Still, the idea of allowing people to create exact genetic replicas of themselves unsettles America’s collective moral and ethical values, and some kind of moratorium on human cloning is called for. The challenge is wording such a law so that it does not impede useful research.

A good model is legislation proposed by the American Society for Reproductive Medicine. Sen. Dianne Feinstein (D-Calif.) is expected to draw from that model in a bill she is now drafting to forbid creating “a human child using somatic cell nuclear transfer.” This would put the prohibition where it belongs: on the actual making of a baby.

In the coming month, Congress plans to consider bills by Rep. Vernon J. Ehlers (R-Mich.) and Sen. Christopher Bond (R-Mo.) that would impede medical advancement by prohibiting scientists from introducing genetic material into a human egg “for the purpose of making a human clone.” But genetic research techniques likely to fall under this description allow scientists to see how individual genes are turned on and off during cell division and thus learn how to switch off the genes that cause debilitating illnesses like Huntington’s disease and cystic fibrosis. Scientists also need cloning techniques to find out how DNA is used to produce specialized cells. Understanding this might allow people with heart disease to grow arteries instead of having bypass surgery.

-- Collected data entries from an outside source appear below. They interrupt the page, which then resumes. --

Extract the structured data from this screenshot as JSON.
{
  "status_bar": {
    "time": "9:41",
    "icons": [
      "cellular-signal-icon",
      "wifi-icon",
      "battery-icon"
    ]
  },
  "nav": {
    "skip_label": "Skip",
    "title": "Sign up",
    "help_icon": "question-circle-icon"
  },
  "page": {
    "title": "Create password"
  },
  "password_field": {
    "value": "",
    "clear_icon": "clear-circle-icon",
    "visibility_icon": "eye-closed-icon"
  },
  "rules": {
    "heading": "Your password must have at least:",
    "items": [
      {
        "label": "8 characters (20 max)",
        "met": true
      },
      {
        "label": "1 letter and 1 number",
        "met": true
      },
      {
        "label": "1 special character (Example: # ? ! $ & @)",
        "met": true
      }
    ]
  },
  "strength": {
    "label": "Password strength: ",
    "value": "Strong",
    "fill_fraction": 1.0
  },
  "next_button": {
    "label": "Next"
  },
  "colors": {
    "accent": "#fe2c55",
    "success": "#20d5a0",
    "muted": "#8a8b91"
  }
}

The discovery that higher mammals can be cloned is more a cause for hope than dismay, for it is likely to inspire a host of medical advances. The challenge for Congress is to distinguish between the lunatic fringe of science and the usefulness of medical research techniques that involve manipulation of genetic material. Wise legislation would distinguish between the yearning of the infertile couple for a child with both of their genes and the troublesome vault into the ethical unknown of human cloning.